Use of church buildings (2)

Let me make a fundamental point to start with: the Church is not a building, and without wanting to sound pious or clever, it is the sum total of them who love and follow the Lord Jesus Christ, at least according to my considered understanding of the Bible, instilled at the outset and confirmed ever since. In the light of the discussion that follows, it got me thinking about my own tiny part of the Church (Providence Baptist), and how best we should operate.

Some churches, and here my considered understanding of the Bible is that when it comes to defining the local (as opposed to universal) Church, it is a localised gathering of believers in Jesus who meet together in order worship, learn, fellowship, evangelise, serve etc., and in order to do this they need a place to meet, and has very little to do with buildings. But buildings are or at least can be important.

The approach of churches toward buildings varies considerably according to what are their priorities, theological understanding, financial position, circumstances etc. In the early days (first century) of the Church, many met in homes out of necessity and some still do; some met in hired halls and some still do. Some, like what I was brought up in meet in a simple, plain multi-purpose building, with maybe quite a bit smaller added side rooms, so whether it was worship or youth club, this is where the action took place, but at least it was ours to as we will. Other churches are grand, sometimes ornate affairs with all sorts of religious paraphernalia dedicated for worship with fit for purpose rooms to do all sorts of social stuff and can be used for teaching purposes etc. (I am mindful, incidentally, that this is one subject I talked about two years ago).

Why the matter is raised here is I came across an article titled “Dear Joel Osteen”, whereby one American pastor, John Pavlovitz, took to task another American pastor for not doing enough to help flood victims following the recent Houston hurricane, and this is partly about making available buildings, as has many other churches as well as those from other religions. I have to confess that neither Osteen nor Pavlovitz, who one might reckon to be poles apart in their Christian vision, are my particular cups of teas theologically, and yet I concede both are brothers in Christ, who I want to do well.

I know too little about the rationale behind Osteen’s apparent lack of action to judge, and besides which I don’t have the facts nor the remit so to do. So I can only speak from experience and my understanding of what Christ requires of His Church (local and universal). If there is a local parallel; in my own two of Southend (170000 inhabitants) with over 80 churches with buildings, we struggle to find 7 to let us use their buildings as a homeless night shelter during the winter months. As I say, I don’t raise here by way of judgment, for all that are not involved have their reasons and, besides, put their buildings to community use in many ways, and if this were to be withdrawn, the community would considerably lose out. It ought to be added that members of churches do an enormous amount outside their churches that benefit the wider community.
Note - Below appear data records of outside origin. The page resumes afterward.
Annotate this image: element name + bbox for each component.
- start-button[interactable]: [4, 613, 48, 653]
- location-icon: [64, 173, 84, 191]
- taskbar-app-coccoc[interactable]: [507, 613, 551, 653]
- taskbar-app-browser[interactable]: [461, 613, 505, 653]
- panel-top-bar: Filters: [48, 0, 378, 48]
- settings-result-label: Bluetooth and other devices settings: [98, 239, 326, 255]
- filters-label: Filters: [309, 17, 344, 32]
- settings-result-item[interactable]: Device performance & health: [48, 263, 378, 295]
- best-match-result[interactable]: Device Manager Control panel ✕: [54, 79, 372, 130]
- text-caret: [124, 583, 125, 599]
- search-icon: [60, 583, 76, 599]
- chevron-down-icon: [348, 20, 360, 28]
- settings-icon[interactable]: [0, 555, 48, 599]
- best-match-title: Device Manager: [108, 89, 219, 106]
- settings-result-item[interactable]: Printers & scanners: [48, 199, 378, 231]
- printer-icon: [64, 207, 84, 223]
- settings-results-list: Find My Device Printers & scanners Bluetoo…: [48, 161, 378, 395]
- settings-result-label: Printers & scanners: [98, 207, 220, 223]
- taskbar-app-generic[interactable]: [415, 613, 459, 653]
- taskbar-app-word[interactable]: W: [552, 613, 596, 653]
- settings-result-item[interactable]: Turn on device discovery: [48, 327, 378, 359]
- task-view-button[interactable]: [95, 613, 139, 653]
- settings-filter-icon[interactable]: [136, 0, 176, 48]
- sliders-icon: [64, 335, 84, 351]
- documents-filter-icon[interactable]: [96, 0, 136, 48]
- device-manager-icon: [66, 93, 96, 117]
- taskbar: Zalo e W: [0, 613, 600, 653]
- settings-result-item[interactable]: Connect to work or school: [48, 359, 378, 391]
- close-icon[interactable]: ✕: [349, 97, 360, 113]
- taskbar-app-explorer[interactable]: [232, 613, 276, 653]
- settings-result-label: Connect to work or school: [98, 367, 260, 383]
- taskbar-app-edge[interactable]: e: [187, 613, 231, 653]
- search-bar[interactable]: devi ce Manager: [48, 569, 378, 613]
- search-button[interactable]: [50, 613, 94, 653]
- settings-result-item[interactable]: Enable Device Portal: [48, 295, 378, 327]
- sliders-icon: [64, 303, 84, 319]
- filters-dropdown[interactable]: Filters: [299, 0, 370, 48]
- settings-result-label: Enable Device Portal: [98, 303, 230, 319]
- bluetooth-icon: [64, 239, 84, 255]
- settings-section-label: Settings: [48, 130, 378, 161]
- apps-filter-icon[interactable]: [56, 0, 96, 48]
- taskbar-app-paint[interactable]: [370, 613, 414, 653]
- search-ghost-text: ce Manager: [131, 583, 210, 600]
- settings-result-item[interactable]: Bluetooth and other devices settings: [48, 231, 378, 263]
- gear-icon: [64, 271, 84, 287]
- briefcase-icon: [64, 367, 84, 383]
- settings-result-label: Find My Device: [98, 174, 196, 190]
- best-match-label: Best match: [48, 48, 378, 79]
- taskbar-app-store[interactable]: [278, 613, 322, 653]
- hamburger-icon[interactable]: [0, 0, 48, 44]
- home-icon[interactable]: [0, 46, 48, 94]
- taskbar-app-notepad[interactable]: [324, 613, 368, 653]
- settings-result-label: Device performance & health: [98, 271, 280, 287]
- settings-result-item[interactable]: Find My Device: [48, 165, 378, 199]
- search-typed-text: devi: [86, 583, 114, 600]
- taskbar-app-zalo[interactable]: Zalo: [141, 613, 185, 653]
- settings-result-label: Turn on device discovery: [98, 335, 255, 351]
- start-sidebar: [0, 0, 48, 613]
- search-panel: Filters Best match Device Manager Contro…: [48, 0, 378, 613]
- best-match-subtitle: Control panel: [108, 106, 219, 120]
We are called to love our neighbours and if we are Christians that needs to be our priority. How we work this out may well be a big challenge, but it does mean that what we have, including our buildings, all needs to be laid at the Lord’s feet, in order to best serve our less fortunate neighbour, especially in times of trouble. We are also called to do what hit me many years back from a song sung during the “Flower Power” era: “they will know we are Christians by our love” (the very words of Jesus). I was also reminded by the works of Francis Shaeffer on the matter, and it was he that inspired me to wade into the market place of ideas but also earn the right to do so by serving the poor. It would be lovely if Pastor Osteen and Pastor Pavlovitz could put aside their differences and join forces caring for the poor, and if Christians of varying persuasion were to take seriously the prayer Jesus prayed just before he died on a cross (John 17) i.e. to be One, then the world would know that Jesus was indeed sent by God – and surely that should be our main goal.